To hear God command him to kill and eat particular animals went against all that Peter had been taught. But God pronounces all the animals good… And Peter listens to God’s voice.
Peter’s defence to the authorities is that God’s voice and Spirit take precedence over the rules by which the Jews have lived. And he is a witness to the Holy Spirit descending on those whom he would have previously shunned.
A huge cultural shift…
Perhaps it was easier for Peter as he had the memory of Jesus to draw upon… remembering how Jesus challenged the social constructs of his time. Perhaps it was an extension of that. Perhaps it was the memory of Jesus’ words, “I give you a new commandment, that you love one another. Just as I have loved you, you also should love one another. By this everyone will know that you are my disciples, if you have love for one another.”
Love can be hard work… building a house… a community of faith… and a world where love can dwell can be hard work… and Peter knew this… He knew that the love Jesus had called him and others and continues to call us isn’t just the warm and fuzzy love… but for love that hangs in… the love that love’s neighbour as self. And without God’s presence, Jesus’ example and the Holy Spirit energizing us, it would be impossible and live draining work…
Peter felt the tension of living between accordance with the Torah, the teachings he had learned and listening to God’s voice. The Listening Circles invite participants into listening to God’s voice… before they share what they believe is God’s dream for our faith community. Over the summer, I will collate and attempt to make sense of all that has been shared.
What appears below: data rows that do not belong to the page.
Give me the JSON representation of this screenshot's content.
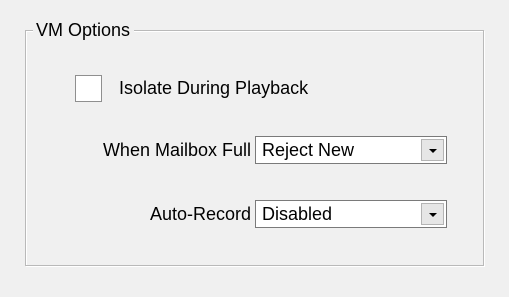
{
  "group": {
    "title": "VM Options"
  },
  "isolate": {
    "label": "Isolate During Playback",
    "checked": false
  },
  "mailbox_full": {
    "label": "When Mailbox Full",
    "value": "Reject New"
  },
  "auto_record": {
    "label": "Auto-Record",
    "value": "Disabled"
  },
  "icons": {
    "dropdown": "chevron-down-icon"
  },
  "colors": {
    "background": "#f0f0f0",
    "field_background": "#ffffff",
    "border": "#b9b9b9"
  }
}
And then share it with all of… because hopefully it reflects something of all of us together… and God’s dream for us.
For those of you who have email I sent out a list of questions that I was pondering this week.
• What kind of church?
• What kind of community?
• What kinds of behaviour?
• What kind of world
I want a church and a world in which all those things you shared in your yearning are made manifest.
Despite all the bad news we hear… there IS good news!
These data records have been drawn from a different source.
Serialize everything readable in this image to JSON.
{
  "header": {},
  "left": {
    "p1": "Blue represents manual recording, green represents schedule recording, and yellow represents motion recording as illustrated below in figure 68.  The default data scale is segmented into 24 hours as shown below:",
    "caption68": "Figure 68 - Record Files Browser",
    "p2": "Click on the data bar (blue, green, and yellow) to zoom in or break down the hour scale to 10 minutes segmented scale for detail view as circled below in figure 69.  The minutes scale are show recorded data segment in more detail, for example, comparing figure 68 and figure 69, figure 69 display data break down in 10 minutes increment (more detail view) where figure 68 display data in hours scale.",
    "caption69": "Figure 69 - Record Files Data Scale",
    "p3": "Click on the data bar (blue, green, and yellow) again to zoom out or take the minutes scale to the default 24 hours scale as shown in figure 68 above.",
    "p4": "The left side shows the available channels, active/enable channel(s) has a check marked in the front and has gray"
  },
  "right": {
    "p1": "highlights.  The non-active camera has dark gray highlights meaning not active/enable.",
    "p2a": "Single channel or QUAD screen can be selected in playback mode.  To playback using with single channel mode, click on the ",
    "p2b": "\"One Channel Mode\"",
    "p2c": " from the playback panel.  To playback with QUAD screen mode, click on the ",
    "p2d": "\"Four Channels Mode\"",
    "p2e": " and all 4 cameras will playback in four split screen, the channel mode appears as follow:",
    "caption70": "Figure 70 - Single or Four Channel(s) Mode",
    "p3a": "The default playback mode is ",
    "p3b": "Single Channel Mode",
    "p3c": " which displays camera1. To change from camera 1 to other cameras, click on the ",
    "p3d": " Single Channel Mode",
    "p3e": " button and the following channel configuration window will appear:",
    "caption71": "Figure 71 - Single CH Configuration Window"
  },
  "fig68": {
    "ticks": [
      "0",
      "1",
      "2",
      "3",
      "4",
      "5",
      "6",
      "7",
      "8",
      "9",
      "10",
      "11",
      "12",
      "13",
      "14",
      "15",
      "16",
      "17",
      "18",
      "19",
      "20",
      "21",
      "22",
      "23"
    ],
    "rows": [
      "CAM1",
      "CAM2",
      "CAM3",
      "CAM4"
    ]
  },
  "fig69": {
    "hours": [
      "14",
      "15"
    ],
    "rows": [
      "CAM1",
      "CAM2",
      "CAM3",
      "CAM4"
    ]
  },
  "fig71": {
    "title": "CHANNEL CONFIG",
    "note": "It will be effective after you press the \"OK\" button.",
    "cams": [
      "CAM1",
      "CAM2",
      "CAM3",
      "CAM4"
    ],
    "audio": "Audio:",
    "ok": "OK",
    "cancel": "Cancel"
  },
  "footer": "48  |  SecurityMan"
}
The Halifax Interfaith Harmony group won 3rd prize for their interfaith work and representatives went to Jordan last week to accept the prize from the King of Jordan, who had instituted the UN Interfaith Harmony Week a number of years ago.
Our prime minister signed on to the Paris Climate agreement.
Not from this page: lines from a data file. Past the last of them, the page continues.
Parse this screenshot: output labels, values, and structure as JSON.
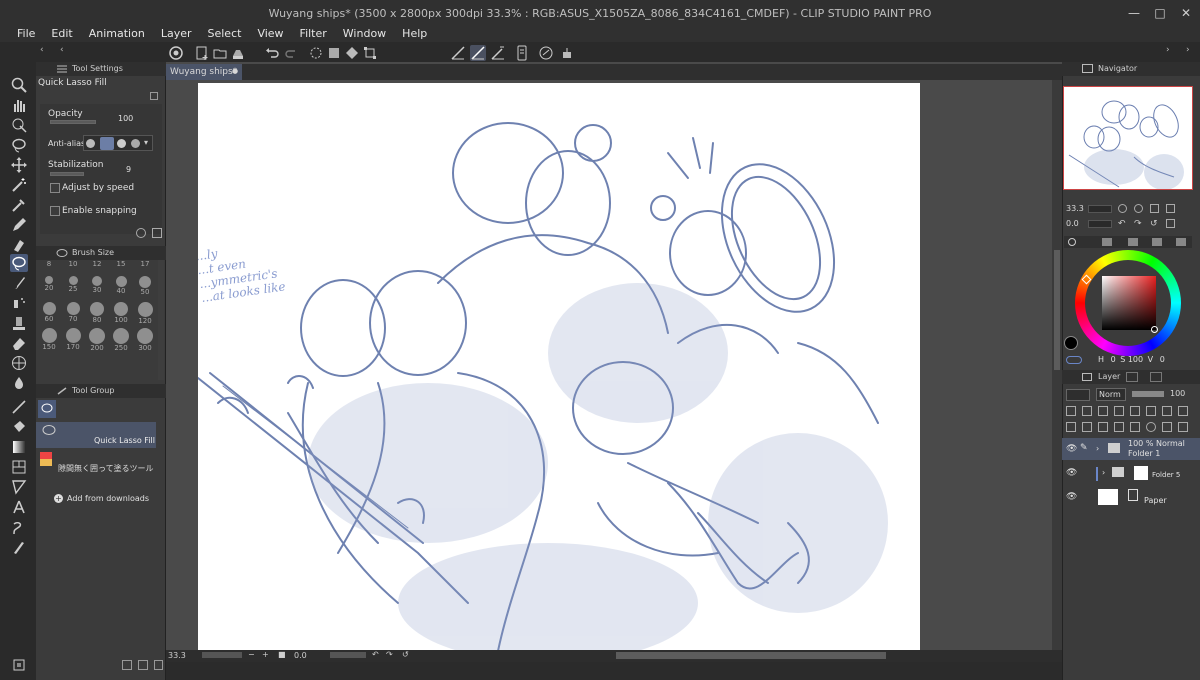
{
  "window": {
    "title": "Wuyang ships* (3500 x 2800px 300dpi 33.3% : RGB:ASUS_X1505ZA_8086_834C4161_CMDEF) - CLIP STUDIO PAINT PRO",
    "min": "—",
    "max": "□",
    "close": "✕"
  },
  "menu": [
    "File",
    "Edit",
    "Animation",
    "Layer",
    "Select",
    "View",
    "Filter",
    "Window",
    "Help"
  ],
  "tool_settings": {
    "header": "Tool Settings",
    "tool_name": "Quick Lasso Fill",
    "opacity_label": "Opacity",
    "opacity_value": "100",
    "antialias_label": "Anti-alias",
    "stabilization_label": "Stabilization",
    "stabilization_value": "9",
    "adjust_speed_label": "Adjust by speed",
    "snapping_label": "Enable snapping"
  },
  "brush_size": {
    "header": "Brush Size",
    "sizes": [
      "8",
      "10",
      "12",
      "15",
      "17",
      "20",
      "25",
      "30",
      "40",
      "50",
      "60",
      "70",
      "80",
      "100",
      "120",
      "150",
      "170",
      "200",
      "250",
      "300"
    ]
  },
  "tool_group": {
    "header": "Tool Group",
    "items": [
      "Quick Lasso Fill",
      "隙間無く囲って塗るツール"
    ],
    "add_label": "Add from downloads"
  },
  "document": {
    "tab_label": "Wuyang ships*",
    "tab_close": "●",
    "zoom": "33.3",
    "rotation": "0.0",
    "sketch_note": [
      "...ly",
      "...t even",
      "...ymmetric's",
      "...at looks like"
    ]
  },
  "navigator": {
    "header": "Navigator",
    "zoom": "33.3",
    "rotation": "0.0"
  },
  "color": {
    "h_label": "H",
    "h": "0",
    "s_label": "S",
    "s": "100",
    "v_label": "V",
    "v": "0",
    "main_color": "#000000",
    "accent": "#e82020"
  },
  "layer_panel": {
    "header": "Layer",
    "blend_mode": "Norm",
    "opacity": "100",
    "layers": [
      {
        "label": "100 % Normal",
        "name": "Folder 1"
      },
      {
        "label": "",
        "name": "Folder 5"
      },
      {
        "label": "",
        "name": "Paper"
      }
    ]
  }
}
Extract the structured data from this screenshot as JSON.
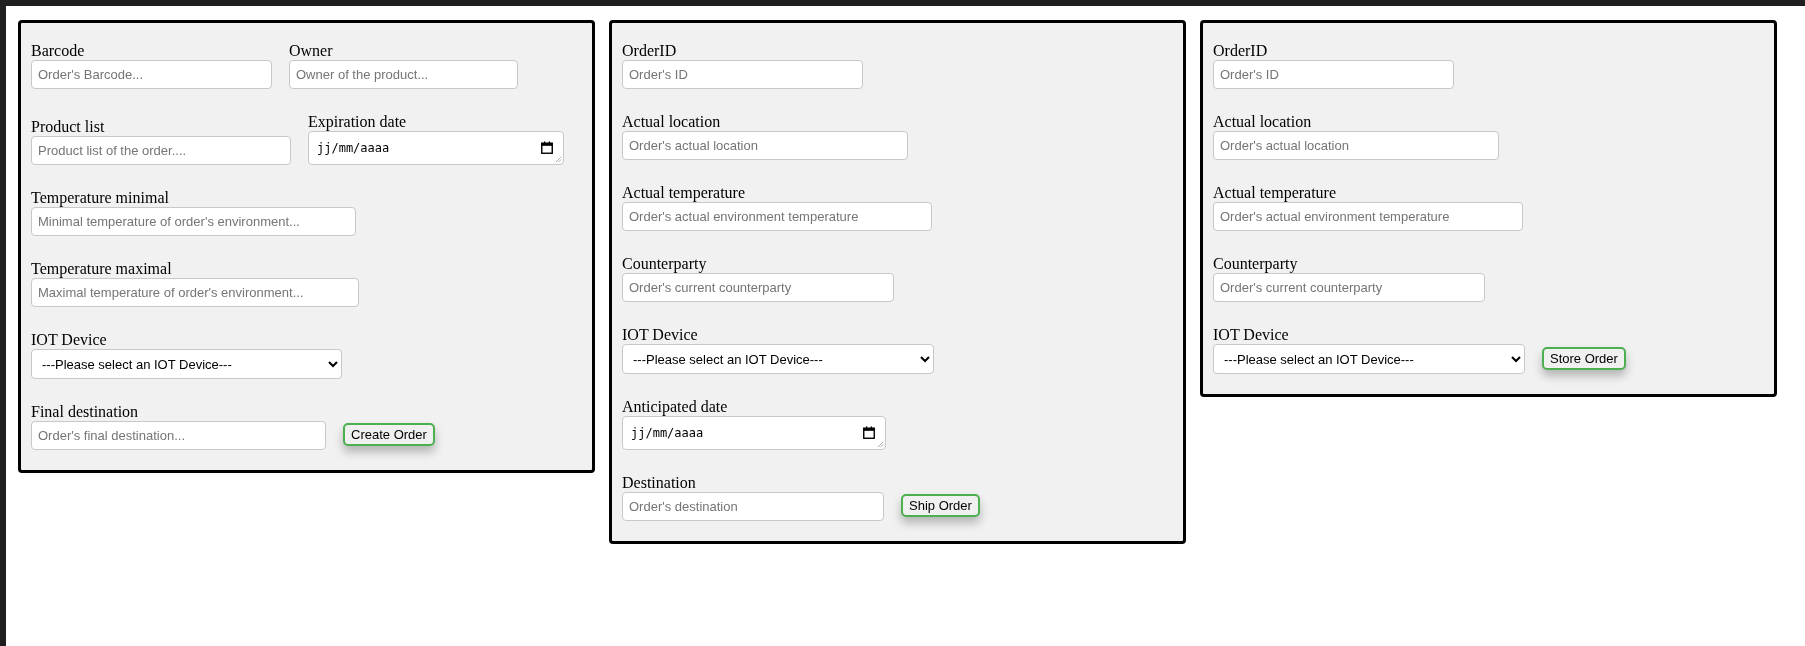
{
  "forms": [
    {
      "rows": [
        {
          "fields": [
            {
              "label": "Barcode",
              "kind": "text",
              "placeholder": "Order's Barcode..."
            },
            {
              "label": "Owner",
              "kind": "text",
              "placeholder": "Owner of the product..."
            }
          ]
        },
        {
          "fields": [
            {
              "label": "Product list",
              "kind": "text",
              "placeholder": "Product list of the order...."
            },
            {
              "label": "Expiration date",
              "kind": "date",
              "value": "jj/mm/aaaa"
            }
          ]
        },
        {
          "fields": [
            {
              "label": "Temperature minimal",
              "kind": "text",
              "placeholder": "Minimal temperature of order's environment..."
            }
          ]
        },
        {
          "fields": [
            {
              "label": "Temperature maximal",
              "kind": "text",
              "placeholder": "Maximal temperature of order's environment..."
            }
          ]
        },
        {
          "fields": [
            {
              "label": "IOT Device",
              "kind": "select",
              "value": "---Please select an IOT Device---"
            }
          ]
        },
        {
          "fields": [
            {
              "label": "Final destination",
              "kind": "text",
              "placeholder": "Order's final destination..."
            }
          ]
        }
      ],
      "button": "Create Order"
    },
    {
      "rows": [
        {
          "fields": [
            {
              "label": "OrderID",
              "kind": "text",
              "placeholder": "Order's ID"
            }
          ]
        },
        {
          "fields": [
            {
              "label": "Actual location",
              "kind": "text",
              "placeholder": "Order's actual location"
            }
          ]
        },
        {
          "fields": [
            {
              "label": "Actual temperature",
              "kind": "text",
              "placeholder": "Order's actual environment temperature"
            }
          ]
        },
        {
          "fields": [
            {
              "label": "Counterparty",
              "kind": "text",
              "placeholder": "Order's current counterparty"
            }
          ]
        },
        {
          "fields": [
            {
              "label": "IOT Device",
              "kind": "select",
              "value": "---Please select an IOT Device---"
            }
          ]
        },
        {
          "fields": [
            {
              "label": "Anticipated date",
              "kind": "date",
              "value": "jj/mm/aaaa"
            }
          ]
        },
        {
          "fields": [
            {
              "label": "Destination",
              "kind": "text",
              "placeholder": "Order's destination"
            }
          ]
        }
      ],
      "button": "Ship Order"
    },
    {
      "rows": [
        {
          "fields": [
            {
              "label": "OrderID",
              "kind": "text",
              "placeholder": "Order's ID"
            }
          ]
        },
        {
          "fields": [
            {
              "label": "Actual location",
              "kind": "text",
              "placeholder": "Order's actual location"
            }
          ]
        },
        {
          "fields": [
            {
              "label": "Actual temperature",
              "kind": "text",
              "placeholder": "Order's actual environment temperature"
            }
          ]
        },
        {
          "fields": [
            {
              "label": "Counterparty",
              "kind": "text",
              "placeholder": "Order's current counterparty"
            }
          ]
        },
        {
          "fields": [
            {
              "label": "IOT Device",
              "kind": "select",
              "value": "---Please select an IOT Device---"
            }
          ]
        }
      ],
      "button": "Store Order"
    }
  ]
}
2500 people have taken up the challenge to read the Truth and Reconciliation Report. http://trcreadingchallenge.com/
John Pentland, a United Church minister in Calgary identifies Ten Shifts for Christ-communities:
Move from fear to faith.
Move from Believe-Behave-Belong to Belong-Behave-Believe.
Move from invincibility to vulnerability.
Move from Religion only to Religion and Spirituality
Move from God as transcendent to immanent.
Move from explain to experience.
Move from newsletter to social media
Move from scarcity to gratitude.
Move from Spirit to Soul…
Are we ready to make those shifts?
Gil Rendle and Alice Mann, experts in church renewal and transformation, say the most important questions for a congregation to ask themselves are:
Who are we?
What assets do we have?
What is God calling us to do?
Who is our neighbour?
Simple yet complex questions…
And different answers for each faith community.
And the questions may lead us to unexpected places of uncertainty… but also unexpected places of grace and abundance.
God is always calling us into the future… Jesus is always walking beside us… and the Holy Spirit has energy that never ends.
And I trust that God is with all the communities of faith… guiding us… inspiring us… leading us into God’s shalom.
In closing, here are words from contemporary Christian song by a group called Cloud Cult entitled Good Friend.
Life is a playground, but it takes a lot work.
You better learn to love, or it’ll tear you apart,
cuz in the end, we are measured by the size of our heart,
and we can’t do this alone.
Thanks be to God for vision, dreams and love…amen.